Michigan-based EV battery startup ONE, Our Next Energy, has been touted as “a poster child” of President Biden’s agenda to wean the US off its dependence on China by building batteries in the US, and bringing a flood of new clean tech jobs with it. But after a wave of layoffs and a loss of funding, the company has announced a new CEO. It is replacing its CEO and founder Mujeeb Ijaz, known for his dazzling genius in the field of battery engineering, with a seasoned executive and board member.
ONE, headquartered in Novi, a suburb of Detroit, is one of many such companies in the US working on manufacturing LFP battery cells and developing a domestic battery supply chain to benefit from Biden’s Inflation Reduction Act. Founded by Mujeeb Ijaz three years ago, ONE is also one of the most valuable privately held companies in the US. But it has been hit by the industry slowdown and a loss of funding, which triggered its decision to cut its workforce by 25%. Ijaz has also decided to step down and be replaced by board member Paul Humphries, who brings more than 40 years of experience and is coming out of retirement from Flex Ltd. The switch is effective immediately.
Ijaz, a battery engineer who worked on Apple’s top-secret electric car project, will now serve as CTO, leading product engineering, and vice-chairman of the board. He worked prior at a company funded by the Obama administration called A123 Systems, which went bankrupt and its technology acquired by China’s Wanxiang Group back in 2013. “With that sale, America’s chance to lead in battery technology was fumbled away to China,” reports Automotive News.

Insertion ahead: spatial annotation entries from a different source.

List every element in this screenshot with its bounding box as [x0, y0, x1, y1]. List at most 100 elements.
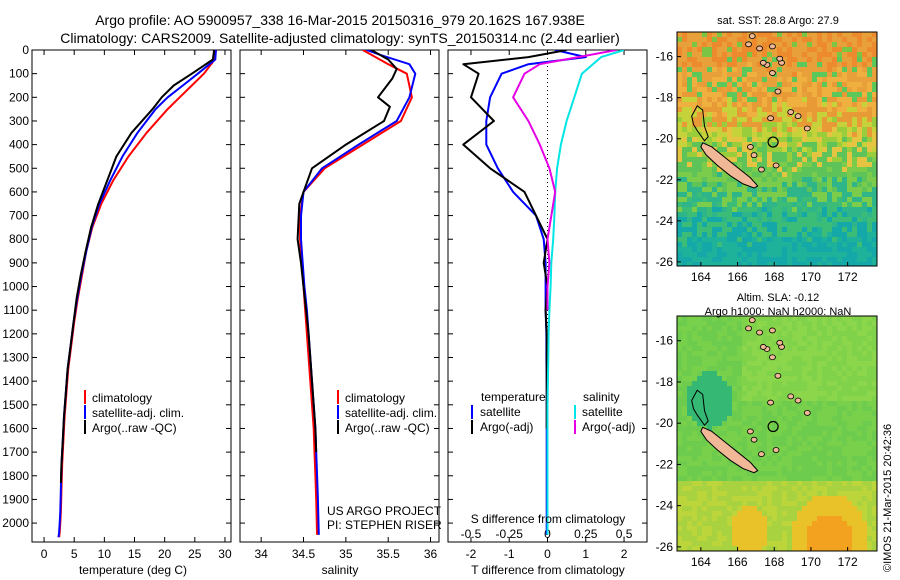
- sla_map-frame: [676, 315, 878, 552]
- y-tick-label: 800: [9, 232, 29, 246]
- y-tick-label: 500: [9, 161, 29, 175]
- sla-map-panel: 164 166 168 170 172 -16 -18 -20 -22 -24 -26: [656, 315, 878, 569]
- x-tick-label: 30: [218, 547, 232, 561]
- salinity-legend: climatology satellite-adj. clim. Argo(..…: [337, 390, 437, 435]
- difference-top-xlabel: S difference from climatology: [471, 512, 626, 526]
- legend-label-satellite: satellite-adj. clim.: [92, 406, 184, 420]
- x-tick-label: 35: [339, 547, 353, 561]
- lon-tick-label: 168: [764, 555, 784, 569]
- lat-tick-label: -22: [656, 173, 674, 187]
- y-tick-label: 1300: [2, 351, 29, 365]
- y-tick-label: 400: [9, 138, 29, 152]
- lon-tick-label: 166: [728, 270, 748, 284]
- y-tick-label: 200: [9, 90, 29, 104]
- y-tick-label: 1700: [2, 445, 29, 459]
- series-temperature-argo-adj-: [462, 50, 567, 429]
- y-tick-label: 1800: [2, 469, 29, 483]
- y-tick-label: 600: [9, 185, 29, 199]
- x-tick-label: 25: [188, 547, 202, 561]
- new-caledonia-island: [700, 426, 759, 474]
- y-tick-label: 700: [9, 209, 29, 223]
- island: [759, 59, 767, 66]
- lat-tick-label: -16: [656, 50, 674, 64]
- lon-tick-label: 168: [764, 270, 784, 284]
- island: [794, 397, 802, 404]
- new-caledonia-island: [700, 142, 759, 189]
- island: [787, 109, 795, 115]
- x-tick-label: 2: [621, 547, 628, 561]
- x-tick-label: 36: [424, 547, 438, 561]
- x-top-tick-label: 0.25: [574, 527, 598, 541]
- difference-legend: temperature salinity satellite Argo(-adj…: [471, 390, 635, 434]
- sst_map-field: [677, 32, 877, 266]
- y-tick-label: 1400: [2, 374, 29, 388]
- x-tick-label: 20: [158, 547, 172, 561]
- island: [758, 451, 765, 458]
- y-tick-label: 900: [9, 256, 29, 270]
- legend-label-satellite: satellite-adj. clim.: [345, 406, 437, 420]
- island: [769, 43, 776, 50]
- lon-tick-label: 166: [728, 555, 748, 569]
- lat-tick-label: -20: [656, 416, 674, 430]
- difference-xlabel: T difference from climatology: [471, 563, 625, 577]
- argo-float-marker: [767, 420, 779, 433]
- island: [772, 447, 780, 453]
- y-tick-label: 1200: [2, 327, 29, 341]
- temperature-legend: climatology satellite-adj. clim. Argo(..…: [84, 390, 184, 435]
- series-argo-raw-qc-: [296, 50, 398, 453]
- project-annotation: US ARGO PROJECT: [327, 504, 442, 518]
- lon-tick-label: 170: [801, 270, 821, 284]
- island: [759, 344, 767, 350]
- lat-tick-label: -26: [656, 540, 674, 554]
- island: [748, 33, 756, 40]
- sla-map-title-line1: Altim. SLA: -0.12: [737, 292, 820, 304]
- island: [746, 428, 754, 435]
- island: [803, 125, 811, 132]
- figure-title-line2: Climatology: CARS2009. Satellite-adjuste…: [60, 30, 620, 46]
- lon-tick-label: 164: [691, 555, 711, 569]
- figure-title-line1: Argo profile: AO 5900957_338 16-Mar-2015…: [95, 12, 585, 28]
- lon-tick-label: 170: [801, 555, 821, 569]
- x-tick-label: -2: [466, 547, 477, 561]
- island: [750, 152, 758, 159]
- island: [767, 399, 774, 406]
- island: [776, 339, 784, 346]
- lat-tick-label: -20: [656, 132, 674, 146]
- lat-tick-label: -24: [656, 499, 674, 513]
- salinity-xlabel: salinity: [322, 563, 359, 577]
- legend-label-argo: Argo(..raw -QC): [345, 421, 430, 435]
- y-tick-label: 1500: [2, 398, 29, 412]
- lon-tick-label: 172: [838, 270, 858, 284]
- legend-label-argo: Argo(..raw -QC): [92, 421, 177, 435]
- x-tick-label: 10: [98, 547, 112, 561]
- lon-tick-label: 172: [838, 555, 858, 569]
- y-tick-label: 1000: [2, 280, 29, 294]
- x-tick-label: 5: [71, 547, 78, 561]
- island: [756, 329, 763, 336]
- temperature-profile-panel: 0 5 10 15 20 25 300100200300400500600700800900…: [2, 43, 232, 561]
- sla-map-title-line2: Argo h1000: NaN h2000: NaN: [705, 306, 852, 318]
- lat-tick-label: -26: [656, 255, 674, 269]
- island: [787, 393, 795, 400]
- legend-title-temperature: temperature: [481, 390, 546, 404]
- legend-title-salinity: salinity: [583, 390, 620, 404]
- y-tick-label: 1600: [2, 421, 29, 435]
- x-top-tick-label: 0.5: [616, 527, 633, 541]
- island: [746, 144, 754, 150]
- x-tick-label: 0: [41, 547, 48, 561]
- lat-tick-label: -18: [656, 375, 674, 389]
- argo-float-marker: [767, 136, 779, 148]
- island: [774, 372, 782, 379]
- y-tick-label: 100: [9, 67, 29, 81]
- reef-outline: [691, 389, 709, 427]
- lon-tick-label: 164: [691, 270, 711, 284]
- x-tick-label: 15: [128, 547, 142, 561]
- island: [776, 55, 784, 62]
- sla_map-field: [677, 316, 877, 551]
- x-tick-label: -1: [504, 547, 515, 561]
- island: [756, 45, 763, 52]
- legend-label-climatology: climatology: [92, 391, 152, 405]
- island: [745, 41, 752, 48]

ONE is now delivering prototype versions of lithium iron phosphate battery packs to several companies for testing, with the aim of producing battery cells next year at a new $1.6 billion factory in Van Buren Township, Michigan. The world’s biggest LFP battery producers are China’s Contemporary Amperex Technologies and BYD Co.
In an email to Electrek, the company says it has been delivering production LFP battery packs made with purchased cells to customers since the beginning of this year.

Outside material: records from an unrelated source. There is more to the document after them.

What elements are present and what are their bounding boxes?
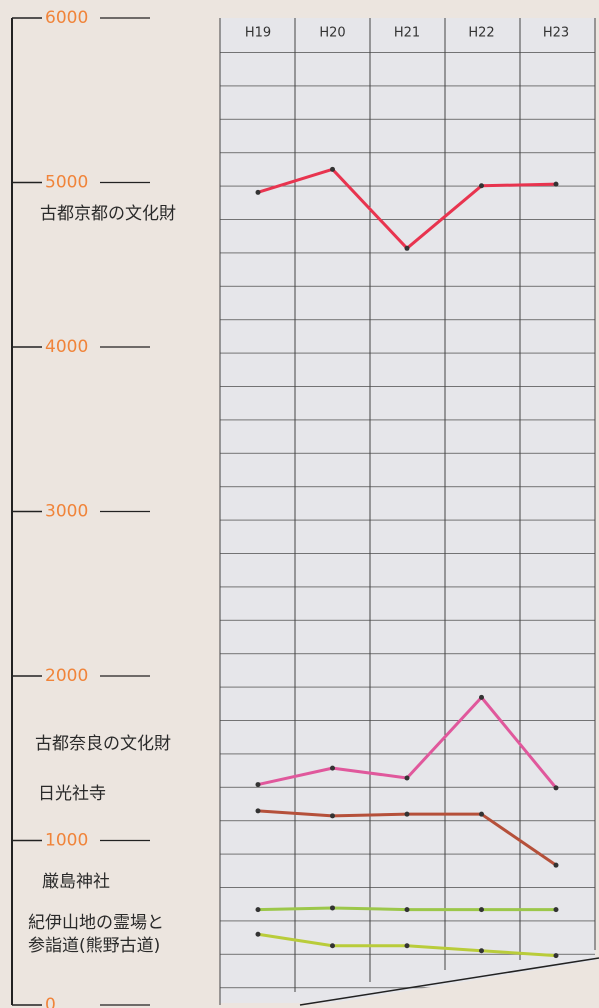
- data-point: [479, 183, 484, 189]
- data-point: [479, 907, 484, 913]
- data-point: [255, 931, 261, 937]
- data-point: [404, 775, 410, 781]
- y-tick-label: 5000: [45, 173, 88, 193]
- series-label: 日光社寺: [38, 784, 106, 804]
- cut-edge: [299, 957, 599, 1006]
- series-label: 紀伊山地の霊場と参詣道(熊野古道): [28, 913, 164, 956]
- grid-rows: [220, 52, 595, 992]
- cut-fill: [300, 960, 599, 1008]
- data-point: [330, 166, 335, 172]
- data-point: [479, 694, 484, 700]
- data-point: [404, 811, 410, 817]
- x-tick-label: H21: [394, 26, 420, 41]
- x-tick-label: H20: [319, 26, 345, 41]
- data-point: [553, 181, 559, 187]
- data-point: [479, 948, 484, 954]
- data-point: [553, 862, 559, 868]
- y-tick-label: 2000: [45, 666, 88, 686]
- y-tick-label: 4000: [45, 337, 88, 357]
- y-tick-label: 6000: [45, 8, 88, 28]
- data-point: [255, 808, 261, 814]
- y-tick-label: 3000: [45, 502, 88, 522]
- x-tick-label: H22: [468, 26, 494, 41]
- series-label: 古都奈良の文化財: [35, 734, 171, 754]
- series-label: 古都京都の文化財: [40, 204, 176, 224]
- data-point: [553, 785, 559, 791]
- data-point: [255, 782, 261, 788]
- data-point: [404, 943, 410, 949]
- data-point: [330, 765, 335, 771]
- y-tick-label: 1000: [45, 831, 88, 851]
- y-tick-label: 0: [45, 995, 56, 1008]
- data-point: [330, 905, 335, 911]
- data-point: [479, 811, 484, 817]
- data-point: [553, 953, 559, 959]
- data-point: [330, 813, 335, 819]
- data-point: [404, 907, 410, 913]
- x-tick-label: H23: [543, 26, 569, 41]
- data-point: [255, 907, 261, 913]
- x-tick-label: H19: [245, 26, 271, 41]
- data-point: [330, 943, 335, 949]
- data-point: [255, 189, 261, 195]
- data-point: [404, 245, 410, 251]
- series-label: 厳島神社: [42, 872, 110, 892]
- data-point: [553, 907, 559, 913]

Last month, the company announced that it has cut 128 salaried and hourly workers from its staff of roughly 500 people as part of a revised business plan, it said. While at the time, the company kept the reasoning vague in saying it was “in response to market conditions,” it now seems linked to the fact that London’s Just Climate, an investment fund, decided against leading ONE’s Series C funding round with its $100 million investment, reports Automotive News.

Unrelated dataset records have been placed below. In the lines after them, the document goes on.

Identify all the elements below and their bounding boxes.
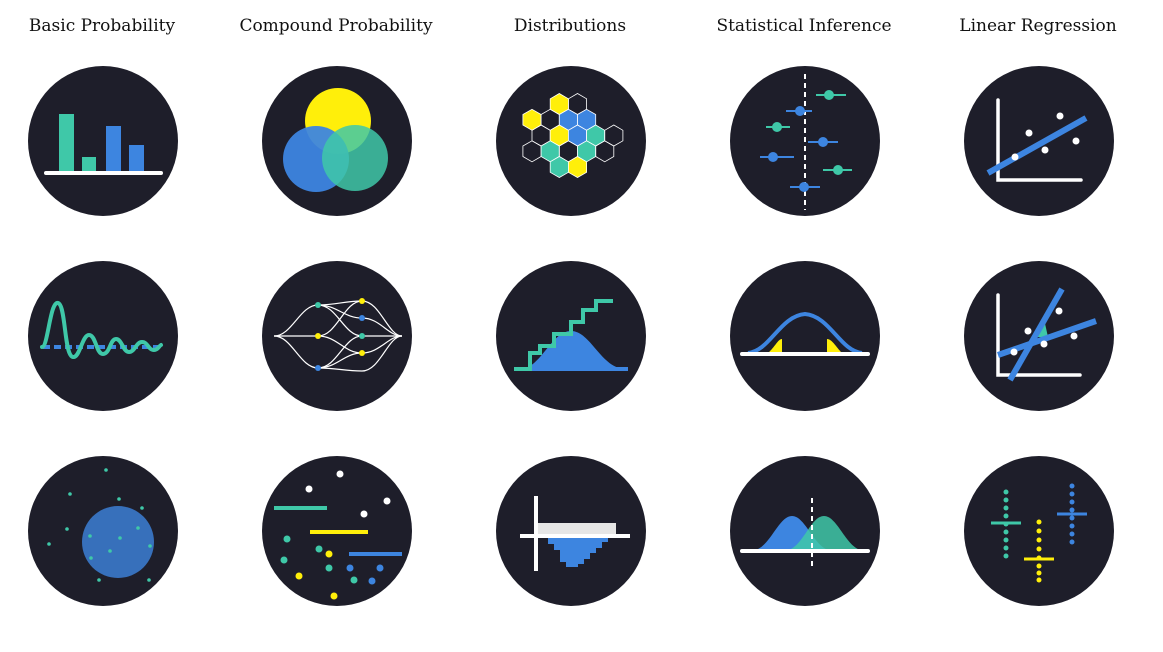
group-means-icon — [964, 456, 1114, 606]
venn-diagram-icon — [262, 66, 412, 216]
column-title-statistical-inference: Statistical Inference — [716, 16, 892, 36]
hexagon-cell — [568, 156, 587, 178]
tile-compound-probability-venn[interactable] — [262, 66, 412, 216]
bell-curve-tails-icon — [730, 261, 880, 411]
tile-basic-probability-bars[interactable] — [28, 66, 178, 216]
tile-basic-probability-wave[interactable] — [28, 261, 178, 411]
tile-linear-regression-compare[interactable] — [964, 261, 1114, 411]
tile-statistical-inference-intervals[interactable] — [730, 66, 880, 216]
tile-distributions-hexagons[interactable] — [496, 66, 646, 216]
confidence-interval-icon — [730, 66, 880, 216]
tile-basic-probability-sampling[interactable] — [28, 456, 178, 606]
bar-chart-icon — [28, 66, 178, 216]
probability-tree-icon — [262, 261, 412, 411]
column-title-basic-probability: Basic Probability — [28, 16, 176, 36]
hypothesis-test-icon — [730, 456, 880, 606]
damped-wave-icon — [28, 261, 178, 411]
histogram-icon — [496, 456, 646, 606]
column-title-compound-probability: Compound Probability — [239, 16, 433, 36]
tile-linear-regression-scatter[interactable] — [964, 66, 1114, 216]
tile-distributions-cdf[interactable] — [496, 261, 646, 411]
tile-statistical-inference-two-bells[interactable] — [730, 456, 880, 606]
tile-compound-probability-scatter[interactable] — [262, 456, 412, 606]
multiple-regression-icon — [964, 261, 1114, 411]
column-title-distributions: Distributions — [513, 16, 627, 36]
tile-distributions-histogram[interactable] — [496, 456, 646, 606]
regression-line-icon — [964, 66, 1114, 216]
hexagon-grid-icon — [496, 66, 646, 216]
random-sampling-icon — [28, 456, 178, 606]
cdf-curve-icon — [496, 261, 646, 411]
scatter-bars-icon — [262, 456, 412, 606]
hexagon-cell — [595, 140, 615, 163]
column-title-linear-regression: Linear Regression — [959, 16, 1117, 36]
tile-linear-regression-groups[interactable] — [964, 456, 1114, 606]
tile-statistical-inference-tails[interactable] — [730, 261, 880, 411]
tile-compound-probability-tree[interactable] — [262, 261, 412, 411]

Part of the plan now is to pull back spending based on what the company says is “lower EV demands,” and to delay its new battery plant in Van Buren until it can lock in new customers. Putting Humphries, a seasoned executive with 40 years of manufacturing and operations experience, at the helm is a crucial part of that plan.
Apparently, Ijaz, while praised for his engineering prowess, lacked experience in leading the company and overspent and overhired, according to unnamed sources who spoke to Automotive News. “I realized that actually I have a lot to learn about running a billion-dollar company,” Ijaz told the journal in an interview. “We don’t want to lose this opportunity.”